On the map of Asia the Korean peninsula resembles a thumb dipping down into the Yellow and Japan seas. For centuries it has been the sore thumb of Asiatic power politics, so that trouble in Korea resulted in a twinge being felt in the capitals of Europe. But small as Korea appears on the map, it is actually about 575 miles in length—a peninsula resembling Florida in shape but having about the area of Minnesota.

Variations in climate are comparable to the gradient from Maine to Georgia along the Atlantic seaboard of the United States. Extremes ranging from summer weather of 105° F. to winter temperatures of 40° below zero have been recorded. A monsoon season of floods is to be expected in July and August, followed by a period when typhoons are a possibility. Altogether, it is a climate which can contribute no little to the difficulties of a mechanized invader.

It would be almost an understatement to say that Korea is mountainous. Few areas of the earth’s surface are so consistently rugged. Bleak cliffs seem to thrust themselves dripping out of the sea on the East Korean littoral. The peaks become higher and more perpendicular as they march inland, until altitudes of 9,000 feet are reached.

The principal chain of mountains extends from the Yalu in the north along the east coast to the Pusan area. Just south of the 38th parallel a spur branches off diagonally to southwest Korea in the region of Mokpu. The remainder of the peninsula consists largely of smaller ranges and foothills.

The few broad valleys are found chiefly on the west coast, which has a good many indentations and estuaries. Here also are most of Korea’s large rivers, flowing west and south. Of little aid to navigation, these streams are broad and deep enough to hamper military operations; and in the monsoon season, floods become a menace.

As if the west coast were paying a penalty for being less mountainous, mud flats and islands hamper navigation. And here the tides are among the highest in the world, with an extreme range of about 30 feet existing at Inchon in contrast to unusually moderate tides along the east coast.
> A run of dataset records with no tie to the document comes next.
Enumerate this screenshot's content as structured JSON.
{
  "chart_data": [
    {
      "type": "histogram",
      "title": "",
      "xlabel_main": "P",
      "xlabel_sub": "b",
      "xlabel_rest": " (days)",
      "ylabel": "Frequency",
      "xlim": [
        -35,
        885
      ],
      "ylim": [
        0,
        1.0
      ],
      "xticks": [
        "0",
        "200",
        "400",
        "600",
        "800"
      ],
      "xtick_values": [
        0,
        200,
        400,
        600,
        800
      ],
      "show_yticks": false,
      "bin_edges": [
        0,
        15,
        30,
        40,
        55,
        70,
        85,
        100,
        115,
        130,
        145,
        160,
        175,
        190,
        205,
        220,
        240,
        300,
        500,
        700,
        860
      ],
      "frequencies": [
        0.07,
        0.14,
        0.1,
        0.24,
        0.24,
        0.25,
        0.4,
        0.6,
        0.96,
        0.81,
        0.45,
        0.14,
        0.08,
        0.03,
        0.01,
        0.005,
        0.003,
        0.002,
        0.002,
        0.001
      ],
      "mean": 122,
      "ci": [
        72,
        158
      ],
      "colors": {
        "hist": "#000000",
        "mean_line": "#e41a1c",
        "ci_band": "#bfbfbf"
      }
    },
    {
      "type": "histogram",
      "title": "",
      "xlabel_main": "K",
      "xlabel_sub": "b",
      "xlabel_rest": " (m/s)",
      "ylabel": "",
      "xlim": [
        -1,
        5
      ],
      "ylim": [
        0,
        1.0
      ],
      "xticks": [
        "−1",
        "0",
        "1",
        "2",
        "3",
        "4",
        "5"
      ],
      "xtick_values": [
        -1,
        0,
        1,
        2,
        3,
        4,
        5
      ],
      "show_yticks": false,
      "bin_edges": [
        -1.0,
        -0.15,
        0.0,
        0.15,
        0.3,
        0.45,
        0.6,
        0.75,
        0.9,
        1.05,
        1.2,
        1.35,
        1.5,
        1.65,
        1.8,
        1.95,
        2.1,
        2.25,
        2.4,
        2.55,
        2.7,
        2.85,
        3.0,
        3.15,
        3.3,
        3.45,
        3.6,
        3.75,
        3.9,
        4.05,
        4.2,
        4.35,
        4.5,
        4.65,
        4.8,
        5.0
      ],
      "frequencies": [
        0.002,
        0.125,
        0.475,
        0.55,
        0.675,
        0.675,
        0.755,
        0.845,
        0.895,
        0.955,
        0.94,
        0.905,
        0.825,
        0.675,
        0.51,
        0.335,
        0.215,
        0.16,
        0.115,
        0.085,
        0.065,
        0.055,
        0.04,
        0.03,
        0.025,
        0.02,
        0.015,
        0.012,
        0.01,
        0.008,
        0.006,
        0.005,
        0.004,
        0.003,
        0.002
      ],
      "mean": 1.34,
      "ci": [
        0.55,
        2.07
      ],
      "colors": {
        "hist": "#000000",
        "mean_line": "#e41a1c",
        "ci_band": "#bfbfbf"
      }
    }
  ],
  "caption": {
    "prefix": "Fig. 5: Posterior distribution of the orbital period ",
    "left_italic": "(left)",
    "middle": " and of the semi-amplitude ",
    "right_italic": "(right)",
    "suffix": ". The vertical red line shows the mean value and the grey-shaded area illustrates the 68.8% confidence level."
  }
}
The west and south are the agricultural areas of Korea. Nothing is wasted by peasants who till every inch of the lowland flats, rice paddies, and terraced hills. Due to their back-breaking toil rather than many natural advantages, Korea was able to export as much as half of its two food staples, rice and fish, under the Japanese administration.

The population, estimated at 25,000,000 in 1945, increased both by immigration and a high birth rate during the next 5 years until as many as 29,000,000 inhabitants were claimed. Seoul was a capital of a million and a half residents, and the two leading seaports, Pusan and Inchon, had not far from a quarter of a million each. Modern office buildings, factories and street railways were found in combination with muddy streets and thatched huts on the outskirts.
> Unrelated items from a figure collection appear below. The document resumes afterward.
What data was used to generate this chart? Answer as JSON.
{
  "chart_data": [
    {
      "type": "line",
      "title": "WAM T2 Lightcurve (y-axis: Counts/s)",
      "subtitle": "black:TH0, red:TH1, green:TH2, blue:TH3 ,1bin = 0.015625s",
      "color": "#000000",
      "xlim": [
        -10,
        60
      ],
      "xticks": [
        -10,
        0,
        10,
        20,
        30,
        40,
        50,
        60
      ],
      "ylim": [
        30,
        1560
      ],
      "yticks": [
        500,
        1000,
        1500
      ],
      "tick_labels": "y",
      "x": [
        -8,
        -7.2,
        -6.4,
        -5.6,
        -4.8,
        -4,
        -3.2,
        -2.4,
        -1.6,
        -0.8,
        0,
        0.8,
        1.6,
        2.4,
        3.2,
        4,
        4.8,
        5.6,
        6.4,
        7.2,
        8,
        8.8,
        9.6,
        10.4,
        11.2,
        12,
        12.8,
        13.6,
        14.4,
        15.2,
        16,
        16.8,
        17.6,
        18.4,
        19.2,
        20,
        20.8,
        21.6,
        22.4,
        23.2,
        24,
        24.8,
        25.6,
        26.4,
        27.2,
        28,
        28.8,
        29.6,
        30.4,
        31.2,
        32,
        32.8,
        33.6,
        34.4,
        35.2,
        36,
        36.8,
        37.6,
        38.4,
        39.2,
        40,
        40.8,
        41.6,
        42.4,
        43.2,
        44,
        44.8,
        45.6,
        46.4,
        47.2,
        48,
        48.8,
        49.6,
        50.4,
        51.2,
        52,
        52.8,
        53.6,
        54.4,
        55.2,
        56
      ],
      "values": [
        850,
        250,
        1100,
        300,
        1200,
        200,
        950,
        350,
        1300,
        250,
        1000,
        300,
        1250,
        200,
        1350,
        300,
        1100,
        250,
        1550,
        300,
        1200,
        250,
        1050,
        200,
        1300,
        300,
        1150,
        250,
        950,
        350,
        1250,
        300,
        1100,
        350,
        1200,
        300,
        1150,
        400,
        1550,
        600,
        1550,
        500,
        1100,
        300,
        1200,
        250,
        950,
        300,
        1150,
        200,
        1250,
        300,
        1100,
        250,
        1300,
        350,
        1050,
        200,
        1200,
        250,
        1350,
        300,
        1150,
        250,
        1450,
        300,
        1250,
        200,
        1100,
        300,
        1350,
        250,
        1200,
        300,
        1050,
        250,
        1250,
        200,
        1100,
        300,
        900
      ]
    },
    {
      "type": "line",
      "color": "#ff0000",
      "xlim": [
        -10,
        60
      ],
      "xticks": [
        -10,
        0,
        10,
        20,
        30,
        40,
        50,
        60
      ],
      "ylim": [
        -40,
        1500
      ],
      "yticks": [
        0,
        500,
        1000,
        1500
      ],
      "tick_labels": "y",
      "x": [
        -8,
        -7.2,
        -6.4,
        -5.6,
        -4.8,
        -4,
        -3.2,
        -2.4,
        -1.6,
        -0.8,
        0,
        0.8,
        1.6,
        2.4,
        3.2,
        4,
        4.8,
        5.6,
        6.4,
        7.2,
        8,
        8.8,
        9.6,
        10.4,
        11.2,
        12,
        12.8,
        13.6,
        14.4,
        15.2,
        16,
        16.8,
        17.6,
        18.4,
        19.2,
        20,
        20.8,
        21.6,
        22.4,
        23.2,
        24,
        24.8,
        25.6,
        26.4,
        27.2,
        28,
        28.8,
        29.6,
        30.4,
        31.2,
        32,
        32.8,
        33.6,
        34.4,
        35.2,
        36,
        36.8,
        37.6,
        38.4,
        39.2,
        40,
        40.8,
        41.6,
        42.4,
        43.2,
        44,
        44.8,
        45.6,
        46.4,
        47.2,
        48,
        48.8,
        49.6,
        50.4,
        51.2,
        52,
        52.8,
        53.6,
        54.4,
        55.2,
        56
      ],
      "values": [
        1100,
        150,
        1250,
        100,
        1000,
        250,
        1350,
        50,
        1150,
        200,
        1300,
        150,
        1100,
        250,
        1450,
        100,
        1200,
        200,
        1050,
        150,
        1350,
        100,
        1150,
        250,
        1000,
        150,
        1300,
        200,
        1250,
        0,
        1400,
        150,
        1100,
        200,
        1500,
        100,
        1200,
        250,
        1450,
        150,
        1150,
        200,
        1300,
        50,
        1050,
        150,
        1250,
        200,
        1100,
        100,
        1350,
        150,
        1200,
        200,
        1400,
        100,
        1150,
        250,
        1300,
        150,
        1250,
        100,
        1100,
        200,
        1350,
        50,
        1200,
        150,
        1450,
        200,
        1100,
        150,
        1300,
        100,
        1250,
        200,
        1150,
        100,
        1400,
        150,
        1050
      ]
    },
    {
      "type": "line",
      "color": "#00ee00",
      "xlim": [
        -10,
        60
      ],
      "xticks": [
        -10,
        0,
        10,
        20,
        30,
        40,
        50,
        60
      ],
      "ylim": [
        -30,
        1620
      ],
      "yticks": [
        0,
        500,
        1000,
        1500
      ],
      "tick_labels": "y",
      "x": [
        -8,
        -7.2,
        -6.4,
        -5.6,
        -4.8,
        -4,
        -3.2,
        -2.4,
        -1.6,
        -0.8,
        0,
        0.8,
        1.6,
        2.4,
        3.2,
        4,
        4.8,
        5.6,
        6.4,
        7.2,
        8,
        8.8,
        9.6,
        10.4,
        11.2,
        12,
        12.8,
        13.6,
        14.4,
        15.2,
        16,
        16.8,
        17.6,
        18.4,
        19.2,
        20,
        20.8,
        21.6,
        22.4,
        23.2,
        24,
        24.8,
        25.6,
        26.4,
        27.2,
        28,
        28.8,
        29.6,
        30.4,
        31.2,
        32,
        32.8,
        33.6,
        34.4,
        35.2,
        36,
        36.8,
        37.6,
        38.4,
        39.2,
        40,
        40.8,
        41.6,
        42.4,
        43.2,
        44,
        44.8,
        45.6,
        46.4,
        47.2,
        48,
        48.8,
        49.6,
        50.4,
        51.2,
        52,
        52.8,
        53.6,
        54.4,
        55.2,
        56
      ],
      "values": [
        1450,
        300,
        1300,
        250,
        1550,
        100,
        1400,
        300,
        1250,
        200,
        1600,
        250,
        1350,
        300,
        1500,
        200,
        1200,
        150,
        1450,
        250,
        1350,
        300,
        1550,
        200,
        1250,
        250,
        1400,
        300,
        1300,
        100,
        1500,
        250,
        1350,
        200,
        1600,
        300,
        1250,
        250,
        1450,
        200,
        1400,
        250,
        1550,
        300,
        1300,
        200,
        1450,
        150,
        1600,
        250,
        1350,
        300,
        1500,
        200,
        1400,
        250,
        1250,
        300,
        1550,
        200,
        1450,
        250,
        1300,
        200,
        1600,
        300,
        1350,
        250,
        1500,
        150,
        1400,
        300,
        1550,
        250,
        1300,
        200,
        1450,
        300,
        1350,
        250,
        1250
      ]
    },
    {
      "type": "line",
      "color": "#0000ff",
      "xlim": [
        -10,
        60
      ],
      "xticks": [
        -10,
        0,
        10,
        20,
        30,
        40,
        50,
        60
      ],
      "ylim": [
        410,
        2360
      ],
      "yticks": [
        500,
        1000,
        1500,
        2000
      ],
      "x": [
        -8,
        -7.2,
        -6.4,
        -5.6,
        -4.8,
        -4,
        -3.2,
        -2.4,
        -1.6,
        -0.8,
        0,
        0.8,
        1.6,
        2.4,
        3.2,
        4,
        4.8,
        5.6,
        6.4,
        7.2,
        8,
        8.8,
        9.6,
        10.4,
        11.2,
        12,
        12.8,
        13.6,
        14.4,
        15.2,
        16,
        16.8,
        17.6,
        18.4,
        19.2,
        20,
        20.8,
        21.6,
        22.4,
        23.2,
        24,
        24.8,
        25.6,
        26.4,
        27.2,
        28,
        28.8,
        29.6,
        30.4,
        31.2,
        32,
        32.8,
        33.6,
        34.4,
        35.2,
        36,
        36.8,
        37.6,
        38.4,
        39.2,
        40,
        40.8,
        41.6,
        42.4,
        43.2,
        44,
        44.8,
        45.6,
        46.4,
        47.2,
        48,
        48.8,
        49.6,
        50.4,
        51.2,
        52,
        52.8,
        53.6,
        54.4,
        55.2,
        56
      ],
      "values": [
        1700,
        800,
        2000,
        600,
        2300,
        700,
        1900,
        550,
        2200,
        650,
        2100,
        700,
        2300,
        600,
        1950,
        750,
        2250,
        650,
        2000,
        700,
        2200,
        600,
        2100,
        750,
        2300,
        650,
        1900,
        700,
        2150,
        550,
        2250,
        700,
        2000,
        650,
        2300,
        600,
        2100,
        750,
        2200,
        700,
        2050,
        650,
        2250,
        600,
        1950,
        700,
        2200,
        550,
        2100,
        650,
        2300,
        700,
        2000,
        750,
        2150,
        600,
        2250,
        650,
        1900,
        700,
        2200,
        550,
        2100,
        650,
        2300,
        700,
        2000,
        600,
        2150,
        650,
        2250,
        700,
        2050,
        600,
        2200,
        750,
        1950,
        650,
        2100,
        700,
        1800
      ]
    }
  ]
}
A standard-gauge rail network, built largely by the Japanese, linked the principal cities and connected in the north with the Manchurian railways. The highway system was good for an Asiatic country but inadequate for the purpose of an invader on wheels and tracks. Hard-surfaced roads were few and far between, and the ordinary earth roads were churned into bogs during the monsoon season. Air transportation was limited to only a few large airfields and emergency landing facilities.

Altogether, Korea promised to be a tough nut to crack, when it came to geography, for the officers poring over maps in Tokyo.